HARD FAULT during xTaskResumeAll after ending a DFU session and disabling the Softdevice

Hi all,

I am working on nrf52840 chip with SDK 17.0.2.

Our application runs smoothly and we want to add it the capabilities of  upgrading another  nrf52840 chip using Nordic DFU service.

In order to do that we turn off our application RADIO, suspend most of our freeRTOS tasks and then call for vTaskSuspendAll to suspend the scheduler.

Then we enable the Softdevice (as part of ble_stack_init) and send the image to the remote nrf52840.

This works well.

When we finish the DFU process we call nrf_sdh_disable_request and wait until we know that the Softdevice is disabled.

Then we resume our tasks and want to resume the scheduler by calling   xTaskResumeAll();

The problem is that we get the following  hard fault: 

<error> hardfault: HARD FAULT at 0x00029350
<error> hardfault: R0: 0x00000A85 R1: 0x08F38168 R2: 0x00684088 R3: 0x0000000B
<error> hardfault: R12: 0x2000FE40 LR: 0x0002AEB7 PSR: 0x21000200
<error> hardfault: Cause: Data bus error (return address in the stack frame is not related to the instruction that caused the error).

The call stack is : 

 

What am I doing wrong ?

Thanks in advance for any assistance ,

Rafalino

Parents
  • Then it might be possible that we are overlooking into the memory corruption direction. If this is not a memory corruption by stack overflow, then the application is somehow passing the wrong timerID.

    You can write a small code snippet like below in prvProcessReceivedCommands  just before uxListRemove

    if (pxTimer->pvTimerID == 0x0x1E200000)
    {
        static volatile uint32_t counter = 0;
        counter++;     // <-- Put a breakpoint at this line
    }

    Compile your code, flash and start the code in the debugger. Put the breakpoint at the "counter++" and run the application in an attempt to trigger the hardfault. 

    The debugger should halt at the breakpoint and now your function call stack should allow you to browse through the functions that lead to this breakpoint.
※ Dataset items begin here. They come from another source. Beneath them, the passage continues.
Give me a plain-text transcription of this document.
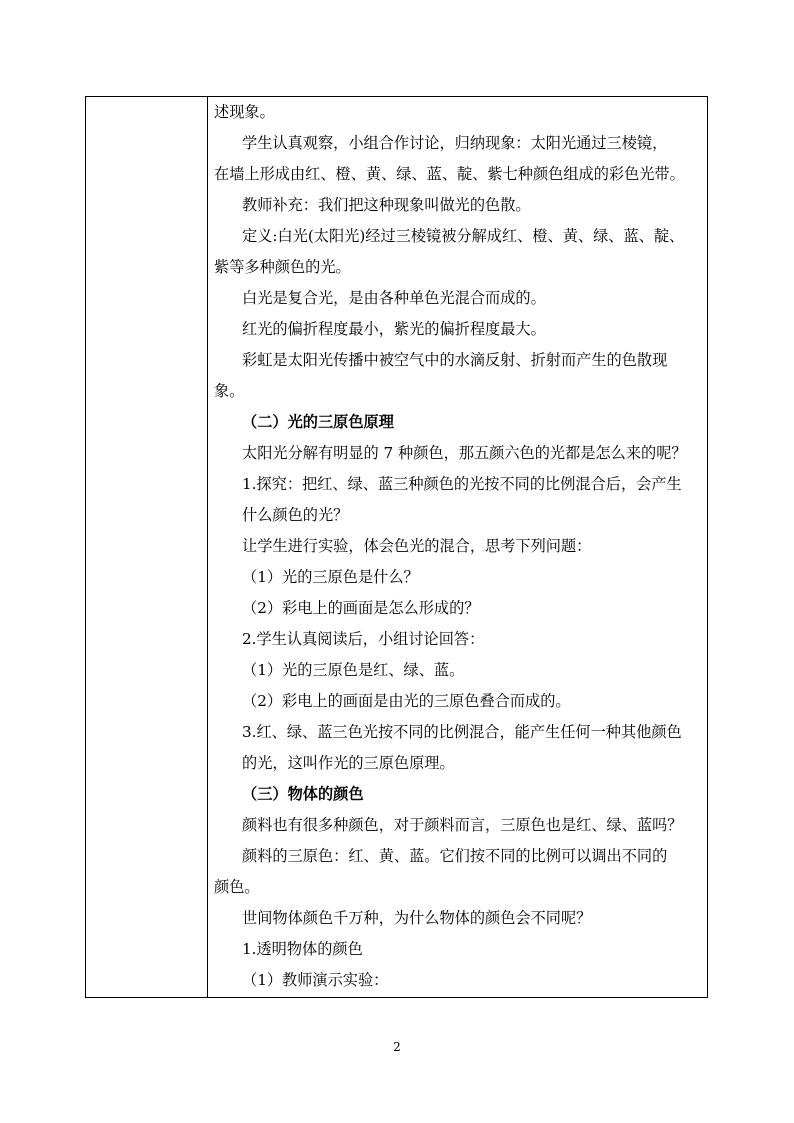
述现象。
学生认真观察，小组合作讨论，归纳现象：太阳光通过三棱镜，
在墙上形成由红、橙、黄、绿、蓝、靛、紫七种颜色组成的彩色光带。
教师补充：我们把这种现象叫做光的色散。
定义:白光(太阳光)经过三棱镜被分解成红、橙、黄、绿、蓝、靛、
紫等多种颜色的光。
白光是复合光，是由各种单色光混合而成的。
红光的偏折程度最小，紫光的偏折程度最大。
彩虹是太阳光传播中被空气中的水滴反射、折射而产生的色散现
象。
（二）光的三原色原理
太阳光分解有明显的 7 种颜色，那五颜六色的光都是怎么来的呢？
1.探究：把红、绿、蓝三种颜色的光按不同的比例混合后，会产生
什么颜色的光？
让学生进行实验，体会色光的混合，思考下列问题：
（1）光的三原色是什么？
（2）彩电上的画面是怎么形成的？
2.学生认真阅读后，小组讨论回答：
（1）光的三原色是红、绿、蓝。
（2）彩电上的画面是由光的三原色叠合而成的。
3.红、绿、蓝三色光按不同的比例混合，能产生任何一种其他颜色
的光，这叫作光的三原色原理。
（三）物体的颜色
颜料也有很多种颜色，对于颜料而言，三原色也是红、绿、蓝吗？
颜料的三原色：红、黄、蓝。它们按不同的比例可以调出不同的
颜色。
世间物体颜色千万种，为什么物体的颜色会不同呢？
1.透明物体的颜色
（1）教师演示实验：
2
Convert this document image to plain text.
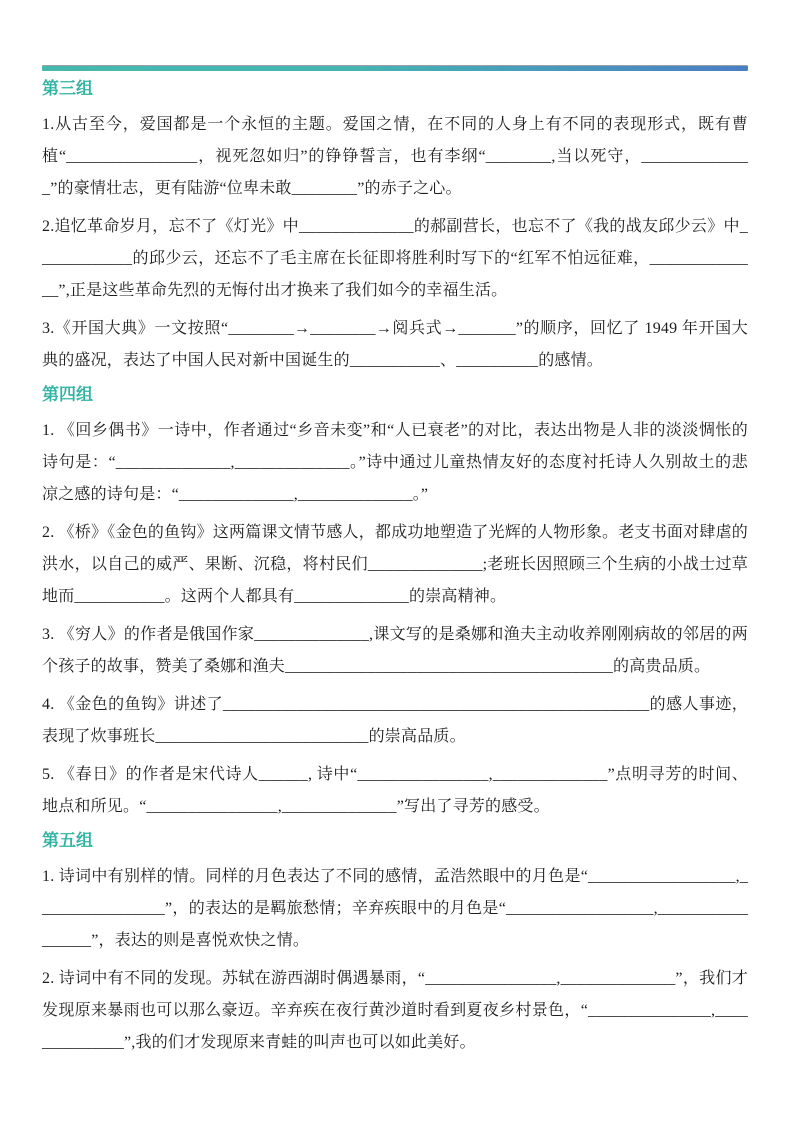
第三组

1.从古至今，爱国都是一个永恒的主题。爱国之情，在不同的人身上有不同的表现形式，既有曹植“________________，视死忽如归”的铮铮誓言，也有李纲“________,当以死守，______________”的豪情壮志，更有陆游“位卑未敢________”的赤子之心。

2.追忆革命岁月，忘不了《灯光》中______________的郝副营长，也忘不了《我的战友邱少云》中____________的邱少云，还忘不了毛主席在长征即将胜利时写下的“红军不怕远征难，______________”,正是这些革命先烈的无悔付出才换来了我们如今的幸福生活。

3.《开国大典》一文按照“________→________→阅兵式→_______”的顺序，回忆了 1949 年开国大典的盛况，表达了中国人民对新中国诞生的___________、__________的感情。

第四组

1. 《回乡偶书》一诗中，作者通过“乡音未变”和“人已衰老”的对比，表达出物是人非的淡淡惆怅的诗句是：“______________,______________。”诗中通过儿童热情友好的态度衬托诗人久别故土的悲凉之感的诗句是：“______________,______________。”

2. 《桥》《金色的鱼钩》这两篇课文情节感人，都成功地塑造了光辉的人物形象。老支书面对肆虐的洪水，以自己的威严、果断、沉稳，将村民们______________;老班长因照顾三个生病的小战士过草地而___________。这两个人都具有______________的崇高精神。

3. 《穷人》的作者是俄国作家______________,课文写的是桑娜和渔夫主动收养刚刚病故的邻居的两个孩子的故事，赞美了桑娜和渔夫________________________________________的高贵品质。

4. 《金色的鱼钩》讲述了____________________________________________________的感人事迹，表现了炊事班长__________________________的崇高品质。

5. 《春日》的作者是宋代诗人______, 诗中“________________,______________”点明寻芳的时间、地点和所见。“________________,______________”写出了寻芳的感受。

第五组

1. 诗词中有别样的情。同样的月色表达了不同的感情，孟浩然眼中的月色是“__________________,________________”，的表达的是羁旅愁情；辛弃疾眼中的月色是“__________________,_________________”，表达的则是喜悦欢快之情。

2. 诗词中有不同的发现。苏轼在游西湖时偶遇暴雨，“________________,______________”，我们才发现原来暴雨也可以那么豪迈。辛弃疾在夜行黄沙道时看到夏夜乡村景色，“_______________,______________”,我的们才发现原来青蛙的叫声也可以如此美好。
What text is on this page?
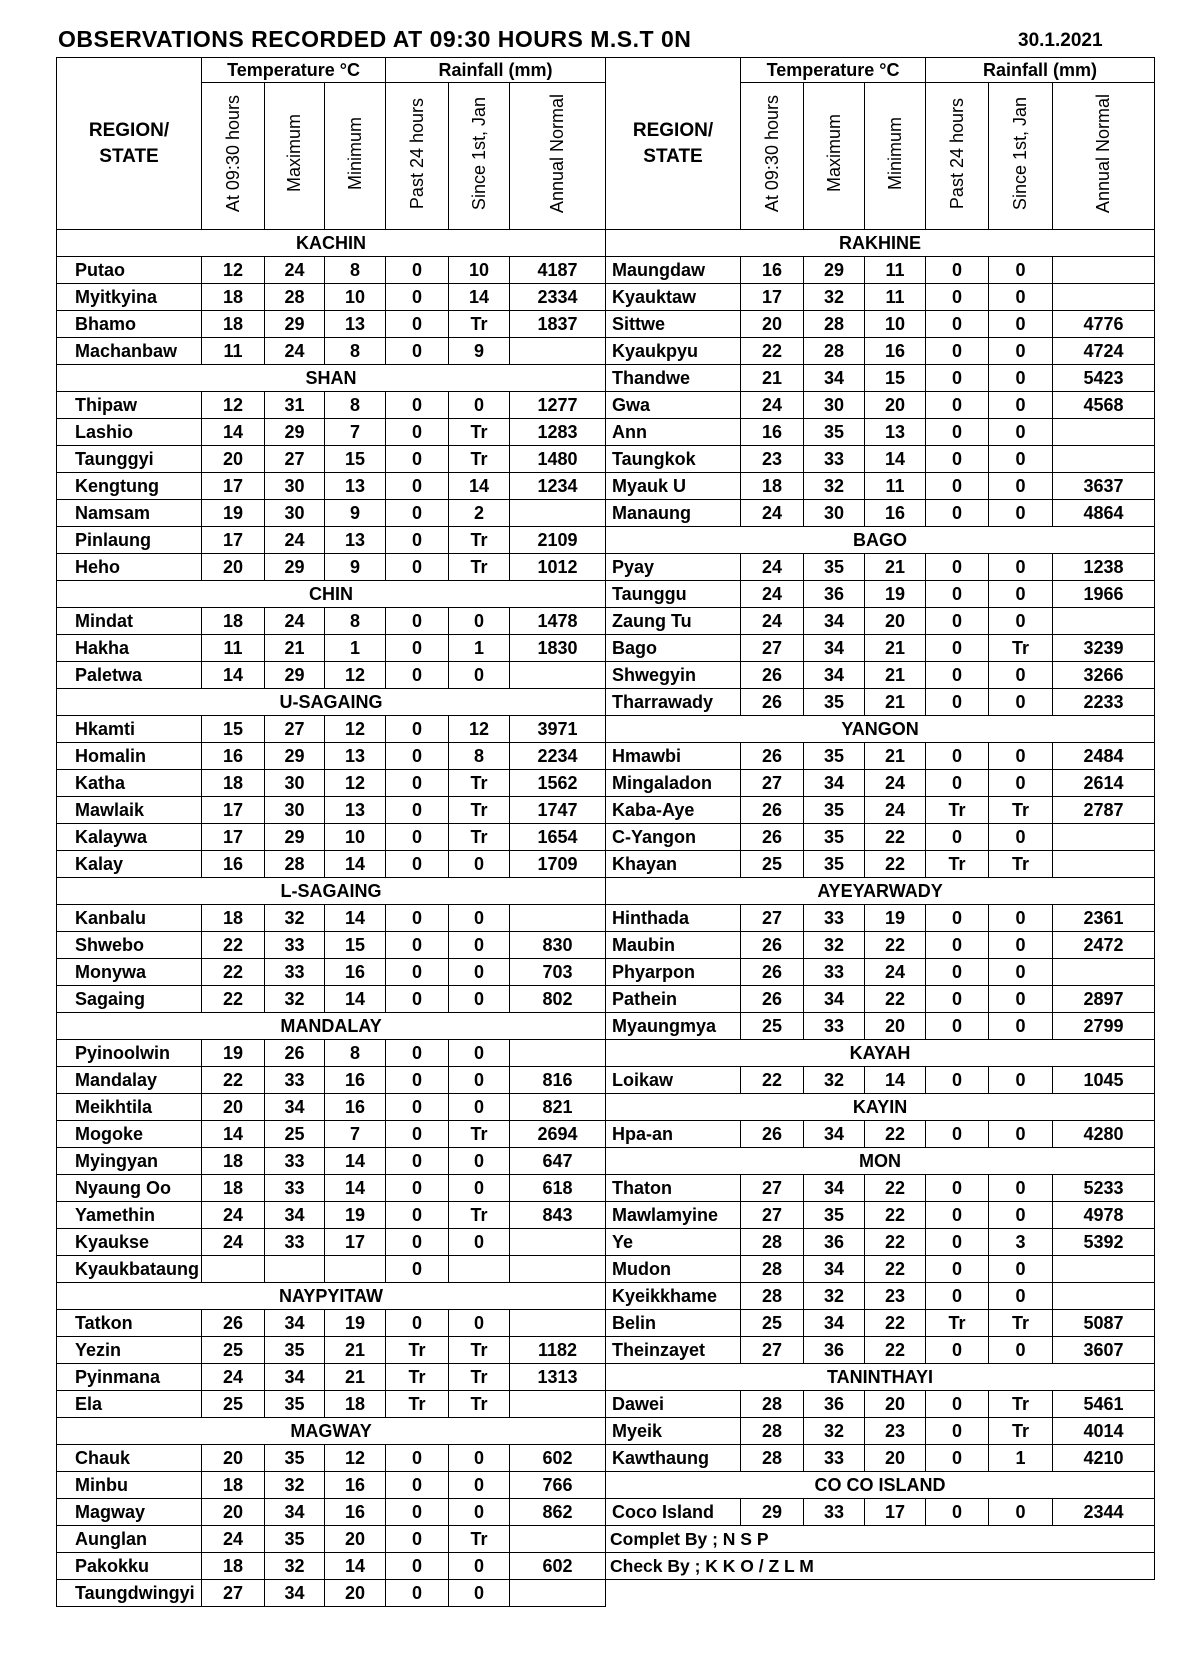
OBSERVATIONS RECORDED AT 09:30 HOURS M.S.T 0N	30.1.2021
REGION/
STATE	Temperature °C			Rainfall (mm)		
	At 09:30 hours	Maximum	Minimum	Past 24 hours	Since 1st, Jan	Annual Normal
KACHIN						
Putao	12	24	8	0	10	4187
Myitkyina	18	28	10	0	14	2334
Bhamo	18	29	13	0	Tr	1837
Machanbaw	11	24	8	0	9	
SHAN						
Thipaw	12	31	8	0	0	1277
Lashio	14	29	7	0	Tr	1283
Taunggyi	20	27	15	0	Tr	1480
Kengtung	17	30	13	0	14	1234
Namsam	19	30	9	0	2	
Pinlaung	17	24	13	0	Tr	2109
Heho	20	29	9	0	Tr	1012
CHIN						
Mindat	18	24	8	0	0	1478
Hakha	11	21	1	0	1	1830
Paletwa	14	29	12	0	0	
U-SAGAING						
Hkamti	15	27	12	0	12	3971
Homalin	16	29	13	0	8	2234
Katha	18	30	12	0	Tr	1562
Mawlaik	17	30	13	0	Tr	1747
Kalaywa	17	29	10	0	Tr	1654
Kalay	16	28	14	0	0	1709
L-SAGAING						
Kanbalu	18	32	14	0	0	
Shwebo	22	33	15	0	0	830
Monywa	22	33	16	0	0	703
Sagaing	22	32	14	0	0	802
MANDALAY						
Pyinoolwin	19	26	8	0	0	
Mandalay	22	33	16	0	0	816
Meikhtila	20	34	16	0	0	821
Mogoke	14	25	7	0	Tr	2694
Myingyan	18	33	14	0	0	647
Nyaung Oo	18	33	14	0	0	618
Yamethin	24	34	19	0	Tr	843
Kyaukse	24	33	17	0	0	
Kyaukbataung				0		
NAYPYITAW						
Tatkon	26	34	19	0	0	
Yezin	25	35	21	Tr	Tr	1182
Pyinmana	24	34	21	Tr	Tr	1313
Ela	25	35	18	Tr	Tr	
MAGWAY						
Chauk	20	35	12	0	0	602
Minbu	18	32	16	0	0	766
Magway	20	34	16	0	0	862
Aunglan	24	35	20	0	Tr	
Pakokku	18	32	14	0	0	602
Taungdwingyi	27	34	20	0	0	
REGION/
STATE	Temperature °C			Rainfall (mm)		
	At 09:30 hours	Maximum	Minimum	Past 24 hours	Since 1st, Jan	Annual Normal
RAKHINE						
Maungdaw	16	29	11	0	0	
Kyauktaw	17	32	11	0	0	
Sittwe	20	28	10	0	0	4776
Kyaukpyu	22	28	16	0	0	4724
Thandwe	21	34	15	0	0	5423
Gwa	24	30	20	0	0	4568
Ann	16	35	13	0	0	
Taungkok	23	33	14	0	0	
Myauk U	18	32	11	0	0	3637
Manaung	24	30	16	0	0	4864
BAGO						
Pyay	24	35	21	0	0	1238
Taunggu	24	36	19	0	0	1966
Zaung Tu	24	34	20	0	0	
Bago	27	34	21	0	Tr	3239
Shwegyin	26	34	21	0	0	3266
Tharrawady	26	35	21	0	0	2233
YANGON						
Hmawbi	26	35	21	0	0	2484
Mingaladon	27	34	24	0	0	2614
Kaba-Aye	26	35	24	Tr	Tr	2787
C-Yangon	26	35	22	0	0	
Khayan	25	35	22	Tr	Tr	
AYEYARWADY						
Hinthada	27	33	19	0	0	2361
Maubin	26	32	22	0	0	2472
Phyarpon	26	33	24	0	0	
Pathein	26	34	22	0	0	2897
Myaungmya	25	33	20	0	0	2799
KAYAH						
Loikaw	22	32	14	0	0	1045
KAYIN						
Hpa-an	26	34	22	0	0	4280
MON						
Thaton	27	34	22	0	0	5233
Mawlamyine	27	35	22	0	0	4978
Ye	28	36	22	0	3	5392
Mudon	28	34	22	0	0	
Kyeikkhame	28	32	23	0	0	
Belin	25	34	22	Tr	Tr	5087
Theinzayet	27	36	22	0	0	3607
TANINTHAYI						
Dawei	28	36	20	0	Tr	5461
Myeik	28	32	23	0	Tr	4014
Kawthaung	28	33	20	0	1	4210
CO CO ISLAND						
Coco Island	29	33	17	0	0	2344
Complet By ; N S P						
Check By ; K K O / Z L M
Try to understand the context of how this value has been passed to pvTimerID.

    Please note that there is known bug in the libuarte library when using FreeRTOS as the macros use to initialize libuarte instances initialize the app_timer_freertos instances wrongly (after an incompatible casting). Please check if you are affected by this.

  • Hello Susheel,

    I have added the code that you suggested but could not see much on the call stack : 

    As for the UARTE, we do use UARTE and I would like to add the workaround that you suggested but could not fully understand where to set p_xLibUarteCOM0_app_timer_data->end_val = 0x0ULL;

    Can you clarify ?

  • Hey Susheel,

    We are using nrf_libuarte  but I have un-init that interface and disabled my UART task before enabling the Softdevice so I don't think that this is the case.

    As for tickless disable - we are using configUSE_TICKLESS_IDLE = 0 by default.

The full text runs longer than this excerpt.